迷惑をかけた相手になぜか溺愛されたようです。
「…唯さん…唯さん…風邪ひきますよ…唯さん!」
夢の中で玲也が私に声を掛けてくれているようだ。
例え夢でも、待っていた玲也が帰って来たのは嬉しい。
目は明かないが口元は思わずニヤリとする。
「…唯さん…起きてください。」
やけにリアルに耳元で声がする。
…っえ、これは夢では無いの!!
本物の玲也が私を起こしていたのだ。
「あっ…私…あれ?…これは夢?」
玲也はクスッと笑いながら私の頭に手を置いた。
「唯さん、夢じゃなくて、ほら僕は本物ですよ…何か楽しい夢でも見ていたのですか?」
現実に引き戻された私は、急に鼓動が早くなり、恥ずかしさで顔が沸騰するように熱くなる。

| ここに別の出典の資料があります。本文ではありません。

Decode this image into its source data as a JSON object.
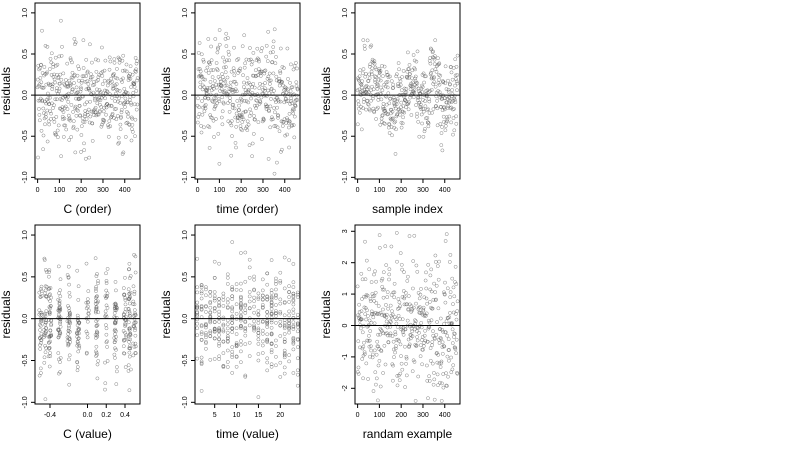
{
  "figure": {
    "chart_data": [
      {
        "type": "scatter",
        "xlabel": "C (order)",
        "ylabel": "residuals",
        "xlim": [
          -12,
          470
        ],
        "ylim": [
          -1.02,
          1.12
        ],
        "xticks": [
          0,
          100,
          200,
          300,
          400
        ],
        "xtick_labels": [
          "0",
          "100",
          "200",
          "300",
          "400"
        ],
        "yticks": [
          -1.0,
          -0.5,
          0.0,
          0.5,
          1.0
        ],
        "ytick_labels": [
          "-1.0",
          "-0.5",
          "0.0",
          "0.5",
          "1.0"
        ],
        "hline": 0,
        "n": 460,
        "point_pattern": "uniform"
      },
      {
        "type": "scatter",
        "xlabel": "time (order)",
        "ylabel": "residuals",
        "xlim": [
          -12,
          470
        ],
        "ylim": [
          -1.02,
          1.12
        ],
        "xticks": [
          0,
          100,
          200,
          300,
          400
        ],
        "xtick_labels": [
          "0",
          "100",
          "200",
          "300",
          "400"
        ],
        "yticks": [
          -1.0,
          -0.5,
          0.0,
          0.5,
          1.0
        ],
        "ytick_labels": [
          "-1.0",
          "-0.5",
          "0.0",
          "0.5",
          "1.0"
        ],
        "hline": 0,
        "n": 460,
        "point_pattern": "uniform"
      },
      {
        "type": "scatter",
        "xlabel": "sample index",
        "ylabel": "residuals",
        "xlim": [
          -12,
          470
        ],
        "ylim": [
          -1.02,
          1.12
        ],
        "xticks": [
          0,
          100,
          200,
          300,
          400
        ],
        "xtick_labels": [
          "0",
          "100",
          "200",
          "300",
          "400"
        ],
        "yticks": [
          -1.0,
          -0.5,
          0.0,
          0.5,
          1.0
        ],
        "ytick_labels": [
          "-1.0",
          "-0.5",
          "0.0",
          "0.5",
          "1.0"
        ],
        "hline": 0,
        "n": 460,
        "point_pattern": "wave"
      },
      {
        "type": "scatter",
        "xlabel": "C (value)",
        "ylabel": "residuals",
        "xlim": [
          -0.56,
          0.56
        ],
        "ylim": [
          -1.02,
          1.12
        ],
        "xticks": [
          -0.4,
          0.0,
          0.2,
          0.4
        ],
        "xtick_labels": [
          "-0.4",
          "0.0",
          "0.2",
          "0.4"
        ],
        "yticks": [
          -1.0,
          -0.5,
          0.0,
          0.5,
          1.0
        ],
        "ytick_labels": [
          "-1.0",
          "-0.5",
          "0.0",
          "0.5",
          "1.0"
        ],
        "hline": 0,
        "n": 460,
        "point_pattern": "clustered"
      },
      {
        "type": "scatter",
        "xlabel": "time (value)",
        "ylabel": "residuals",
        "xlim": [
          0.5,
          24.5
        ],
        "ylim": [
          -1.02,
          1.12
        ],
        "xticks": [
          5,
          10,
          15,
          20
        ],
        "xtick_labels": [
          "5",
          "10",
          "15",
          "20"
        ],
        "yticks": [
          -1.0,
          -0.5,
          0.0,
          0.5,
          1.0
        ],
        "ytick_labels": [
          "-1.0",
          "-0.5",
          "0.0",
          "0.5",
          "1.0"
        ],
        "hline": 0,
        "n": 460,
        "point_pattern": "discrete"
      },
      {
        "type": "scatter",
        "xlabel": "randam example",
        "ylabel": "residuals",
        "xlim": [
          -12,
          470
        ],
        "ylim": [
          -2.5,
          3.2
        ],
        "xticks": [
          0,
          100,
          200,
          300,
          400
        ],
        "xtick_labels": [
          "0",
          "100",
          "200",
          "300",
          "400"
        ],
        "yticks": [
          -2,
          -1,
          0,
          1,
          2,
          3
        ],
        "ytick_labels": [
          "-2",
          "-1",
          "0",
          "1",
          "2",
          "3"
        ],
        "hline": 0,
        "n": 460,
        "point_pattern": "gaussian"
      }
    ]
  }
}
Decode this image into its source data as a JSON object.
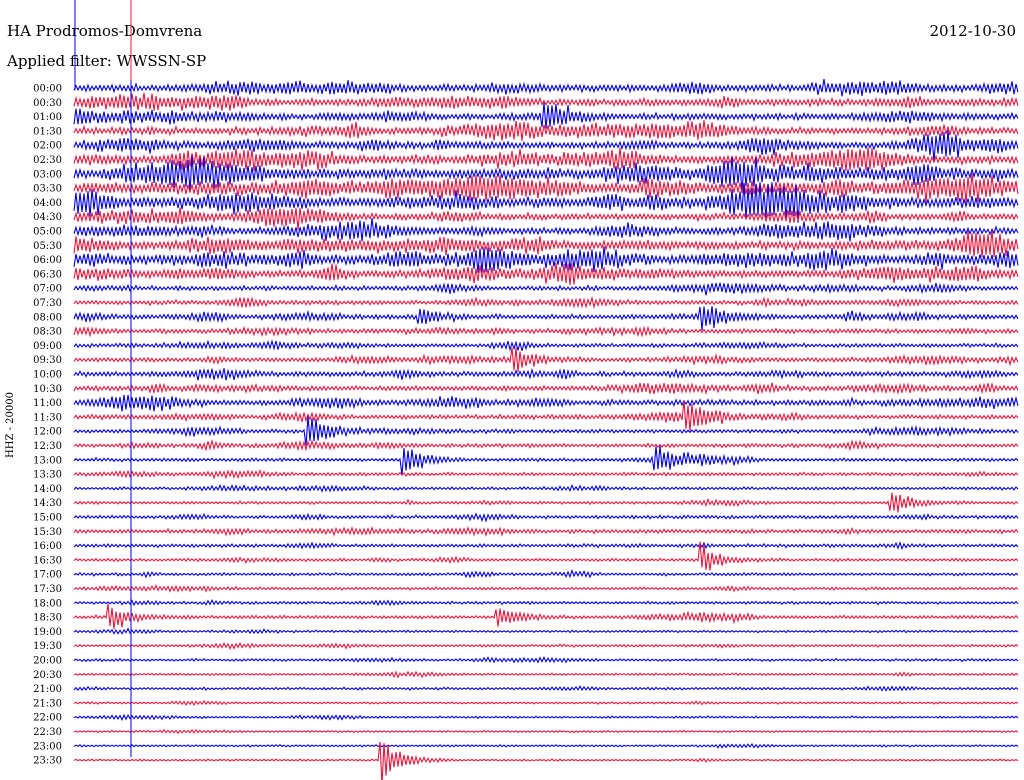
{
  "header": {
    "station": "HA Prodromos-Domvrena",
    "filter": "Applied filter: WWSSN-SP",
    "date": "2012-10-30"
  },
  "chart_data": {
    "type": "line",
    "title": "HA Prodromos-Domvrena",
    "subtitle": "Applied filter: WWSSN-SP",
    "ylabel": "HHZ - 20000",
    "rows": [
      "00:00",
      "00:30",
      "01:00",
      "01:30",
      "02:00",
      "02:30",
      "03:00",
      "03:30",
      "04:00",
      "04:30",
      "05:00",
      "05:30",
      "06:00",
      "06:30",
      "07:00",
      "07:30",
      "08:00",
      "08:30",
      "09:00",
      "09:30",
      "10:00",
      "10:30",
      "11:00",
      "11:30",
      "12:00",
      "12:30",
      "13:00",
      "13:30",
      "14:00",
      "14:30",
      "15:00",
      "15:30",
      "16:00",
      "16:30",
      "17:00",
      "17:30",
      "18:00",
      "18:30",
      "19:00",
      "19:30",
      "20:00",
      "20:30",
      "21:00",
      "21:30",
      "22:00",
      "22:30",
      "23:00",
      "23:30"
    ],
    "row_duration_minutes": 30,
    "trace_colors": [
      "#0000e6",
      "#e8163c"
    ],
    "activity_level": [
      0.55,
      0.55,
      0.5,
      0.55,
      0.55,
      0.7,
      0.8,
      0.9,
      0.85,
      0.5,
      0.55,
      0.65,
      0.75,
      0.6,
      0.3,
      0.3,
      0.35,
      0.3,
      0.25,
      0.3,
      0.35,
      0.35,
      0.4,
      0.3,
      0.25,
      0.25,
      0.2,
      0.2,
      0.15,
      0.15,
      0.2,
      0.25,
      0.2,
      0.15,
      0.15,
      0.15,
      0.15,
      0.2,
      0.1,
      0.12,
      0.12,
      0.1,
      0.12,
      0.08,
      0.08,
      0.06,
      0.08,
      0.06
    ],
    "events": [
      {
        "row": "01:00",
        "minute": 15,
        "amplitude": 0.8
      },
      {
        "row": "08:00",
        "minute": 11,
        "amplitude": 0.6
      },
      {
        "row": "08:00",
        "minute": 20,
        "amplitude": 0.9
      },
      {
        "row": "09:30",
        "minute": 14,
        "amplitude": 0.9
      },
      {
        "row": "11:30",
        "minute": 19.5,
        "amplitude": 0.9
      },
      {
        "row": "12:00",
        "minute": 7.5,
        "amplitude": 1.2
      },
      {
        "row": "13:00",
        "minute": 10.5,
        "amplitude": 1.1
      },
      {
        "row": "13:00",
        "minute": 18.5,
        "amplitude": 1.0
      },
      {
        "row": "14:30",
        "minute": 26,
        "amplitude": 0.8
      },
      {
        "row": "16:30",
        "minute": 20,
        "amplitude": 0.9
      },
      {
        "row": "18:30",
        "minute": 1.2,
        "amplitude": 0.8
      },
      {
        "row": "18:30",
        "minute": 13.5,
        "amplitude": 0.7
      },
      {
        "row": "23:30",
        "minute": 9.8,
        "amplitude": 1.6
      }
    ],
    "grid": false,
    "legend": "none"
  }
}
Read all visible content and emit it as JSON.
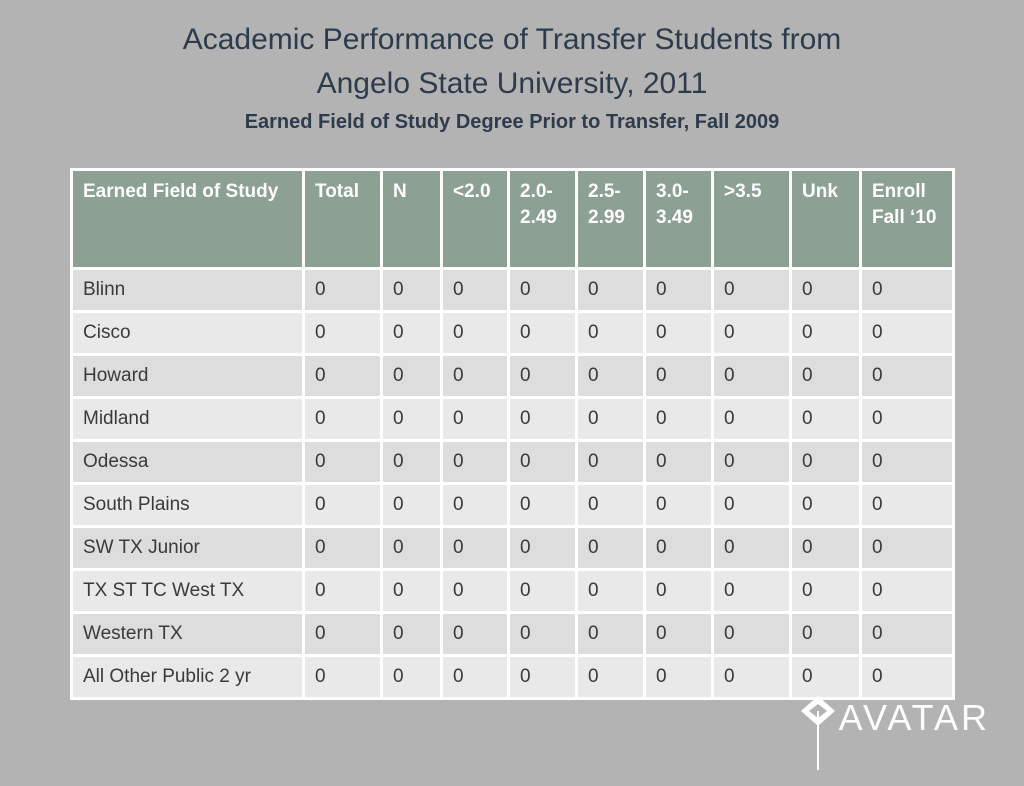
{
  "slide": {
    "title_line1": "Academic Performance of Transfer Students from",
    "title_line2": "Angelo State University, 2011",
    "subtitle": "Earned Field of Study Degree Prior to Transfer, Fall 2009"
  },
  "table": {
    "columns": [
      "Earned Field of Study",
      "Total",
      "N",
      "<2.0",
      "2.0-2.49",
      "2.5-2.99",
      "3.0-3.49",
      ">3.5",
      "Unk",
      "Enroll Fall ‘10"
    ],
    "rows": [
      {
        "label": "Blinn",
        "values": [
          "0",
          "0",
          "0",
          "0",
          "0",
          "0",
          "0",
          "0",
          "0"
        ]
      },
      {
        "label": "Cisco",
        "values": [
          "0",
          "0",
          "0",
          "0",
          "0",
          "0",
          "0",
          "0",
          "0"
        ]
      },
      {
        "label": "Howard",
        "values": [
          "0",
          "0",
          "0",
          "0",
          "0",
          "0",
          "0",
          "0",
          "0"
        ]
      },
      {
        "label": "Midland",
        "values": [
          "0",
          "0",
          "0",
          "0",
          "0",
          "0",
          "0",
          "0",
          "0"
        ]
      },
      {
        "label": "Odessa",
        "values": [
          "0",
          "0",
          "0",
          "0",
          "0",
          "0",
          "0",
          "0",
          "0"
        ]
      },
      {
        "label": "South Plains",
        "values": [
          "0",
          "0",
          "0",
          "0",
          "0",
          "0",
          "0",
          "0",
          "0"
        ]
      },
      {
        "label": "SW TX Junior",
        "values": [
          "0",
          "0",
          "0",
          "0",
          "0",
          "0",
          "0",
          "0",
          "0"
        ]
      },
      {
        "label": "TX ST TC West TX",
        "values": [
          "0",
          "0",
          "0",
          "0",
          "0",
          "0",
          "0",
          "0",
          "0"
        ]
      },
      {
        "label": "Western TX",
        "values": [
          "0",
          "0",
          "0",
          "0",
          "0",
          "0",
          "0",
          "0",
          "0"
        ]
      },
      {
        "label": "All Other Public 2 yr",
        "values": [
          "0",
          "0",
          "0",
          "0",
          "0",
          "0",
          "0",
          "0",
          "0"
        ]
      }
    ]
  },
  "logo": {
    "text": "AVATAR"
  },
  "colors": {
    "background": "#b3b3b3",
    "header_bg": "#8ca094",
    "row_odd": "#dddddd",
    "row_even": "#e9e9e9",
    "title_text": "#2d3b4c",
    "header_text": "#ffffff",
    "body_text": "#3a3a3a"
  }
}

「も…申し訳…ございません!!…私、寝てしまったようですね。」
玲也は私の顔を覗き込んだ。
「もしかして、夕食待っていてくれたのですか?…ごめんなさい。こんなに遅くなってしまって。」
玲也はテーブルに置いてあった料理を見ていたのだ。
「そんな…私が勝手に作って待っていただけなので…それにもう遅い時間ですから、片付けますね。」
私が慌てて立ち上がると、玲也は後ろから大きな声を出した。